【深度学习 走进tensorflow2.0】训练模型以及保存最佳模型

无意中发现了一个巨牛的人工智能教程,忍不住分享一下给大家。教程不仅是零基础,通俗易懂,而且非常风趣幽默,像看小说一样!觉得太牛了,所以分享给大家。点这里可以跳转到教程。人工智能教程

项目目录:
数据集:
下载 二分类数据集:cats_and_dogs_filtered文件夹

wget https://storage.googleapis.com/mledu-datasets/cats_and_dogs_filtered.zip

目录结构如下:

.
├── [drwxr-x---]  cats_and_dogs_filtered
│   ├── [drwxr-x---]  train
│   │   ├── [drwxr-x---]  cats
│   │   └── [drwxr-x---]  dogs
│   └── [drwxr-x---]  validation
│       ├── [drwxr-x---]  cats
│       └── [drwxr-x---]  dogs

1、数据预处理
2、数据增强
2、创建模型
4、编译模型
5、模型自动保存定义
6、模型训练
7、模型保存回调以及自动调节学习率回调

模型保存:

├── [-rw-rw-r--]  model
├── [-rw-rw-r--]  model_class.json
├── [-rw-rw-r--]  model_ex-001_acc-0.500000.h5
├── [-rw-rw-r--]  model_ex-002_acc-0.501116.h5
├── [-rw-rw-r--]  model_ex-004_acc-0.527902.h5
├── [-rw-rw-r--]  model_ex-005_acc-0.540179.h5
├── [-rw-rw-r--]  model_ex-006_acc-0.549107.h5
├── [-rw-rw-r--]  model_ex-007_acc-0.600446.h5
├── [-rw-rw-r--]  model_ex-008_acc-0.646205.h5
├── [-rw-rw-r--]  model_ex-010_acc-0.648438.h5
├── [-rw-rw-r--]  model_ex-013_acc-0.650670.h5
└── [-rw-rw-r--]  model_ex-014_acc-0.672991.h5

关键点:
1、训练量很少时,通常会发生过度拟合。解决此问题的一种方法是扩充数据集,使其具有足够数量的训练示例。数据增强采用通过使用产生真实感图像的随机变换增强样本来从现有训练样本生成更多训练数据的方法。目标是模型在训练期间永远不会看到两次完全相同的图片。这有助于使模型暴露于数据的更多方面,并且可以更好地进行概括。
tf.keras使用ImageDataGenerator类来实现这一点。将不同的转换传递给数据集,它将在训练过程中加以应用。
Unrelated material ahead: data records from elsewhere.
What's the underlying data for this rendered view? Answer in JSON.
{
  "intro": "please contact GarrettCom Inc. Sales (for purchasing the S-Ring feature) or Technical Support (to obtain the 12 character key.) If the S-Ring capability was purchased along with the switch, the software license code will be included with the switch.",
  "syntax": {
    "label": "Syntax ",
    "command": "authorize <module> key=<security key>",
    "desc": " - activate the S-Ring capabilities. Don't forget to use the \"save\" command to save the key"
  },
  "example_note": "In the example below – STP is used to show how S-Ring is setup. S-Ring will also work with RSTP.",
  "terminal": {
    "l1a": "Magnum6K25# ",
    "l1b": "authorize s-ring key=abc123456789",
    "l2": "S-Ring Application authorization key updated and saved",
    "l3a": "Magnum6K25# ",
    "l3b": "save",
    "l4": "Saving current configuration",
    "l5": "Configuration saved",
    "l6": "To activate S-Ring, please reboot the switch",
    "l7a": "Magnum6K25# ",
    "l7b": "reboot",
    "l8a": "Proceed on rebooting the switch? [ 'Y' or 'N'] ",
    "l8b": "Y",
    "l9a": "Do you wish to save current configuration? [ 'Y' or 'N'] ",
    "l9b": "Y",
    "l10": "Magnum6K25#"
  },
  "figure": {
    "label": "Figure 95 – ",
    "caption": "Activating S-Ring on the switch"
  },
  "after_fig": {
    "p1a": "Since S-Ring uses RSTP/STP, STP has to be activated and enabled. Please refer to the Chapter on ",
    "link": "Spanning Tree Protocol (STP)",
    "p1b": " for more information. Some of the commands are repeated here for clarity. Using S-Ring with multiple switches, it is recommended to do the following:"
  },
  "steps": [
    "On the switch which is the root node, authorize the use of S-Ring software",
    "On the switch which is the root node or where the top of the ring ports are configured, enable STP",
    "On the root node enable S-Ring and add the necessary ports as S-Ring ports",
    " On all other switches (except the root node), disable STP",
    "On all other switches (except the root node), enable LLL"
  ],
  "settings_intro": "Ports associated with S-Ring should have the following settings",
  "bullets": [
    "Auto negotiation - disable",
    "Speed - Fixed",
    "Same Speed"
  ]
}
2、tf.keras.callbacks.ModelCheckpoint函数 自动保存模型

tf.keras.callbacks.ModelCheckpoint
参数:

filepath:string,保存模型文件的路径。
monitor:要监测的数量。
verbose:详细信息模式,0或1。
save_best_only:如果save_best_only=True,被监测数量的最佳型号不会被覆盖。
mode:{auto,min,max}之一。如果save_best_only=True,那么是否覆盖保存文件的决定就取决于被监测数据的最大或者最小值。对于val_acc,这应该是max,对于val_loss这应该是min,等等。在auto模式中,方向是从监测数量的名称自动推断出来的。
save_weights_only:如果为True,则仅保存模型的权重(model.save_weights(filepath)),否则保存完整模型(model.save(filepath))。
period:检查点之间的间隔(epoch数)。

3、TensorFlow回调函数:tf.keras.callbacks.ReduceLROnPlateau
当指标停止提升时,降低学习速率。一旦学习停止,模型通常会将学习率降低2-10倍。该回调监测数量,如果没有看到epoch的 ‘patience’ 数量的改善,那么学习率就会降低。


reduce_lr = ReduceLROnPlateau(monitor='val_loss', factor=0.2,
                              patience=5, min_lr=0.001)
model.fit(X_train, Y_train, callbacks=[reduce_lr])


参数:

monitor:要监测的数量。
factor:学习速率降低的因素。new_lr = lr * factor
patience:没有提升的epoch数,之后学习率将降低。
verbose:int。0:安静,1:更新消息。
mode:{auto,min,max}之一。在min模式下,当监测量停止下降时,lr将减少;在max模式下,当监测数量停止增加时,它将减少;在auto模式下,从监测数量的名称自动推断方向。
min_delta:对于测量新的最优化的阀值,仅关注重大变化。
cooldown:在学习速率被降低之后,重新恢复正常操作之前等待的epoch数量。
min_lr:学习率的下限。

4、模型训练

使用fit_generator方法ImageDataGenerator来训练网络。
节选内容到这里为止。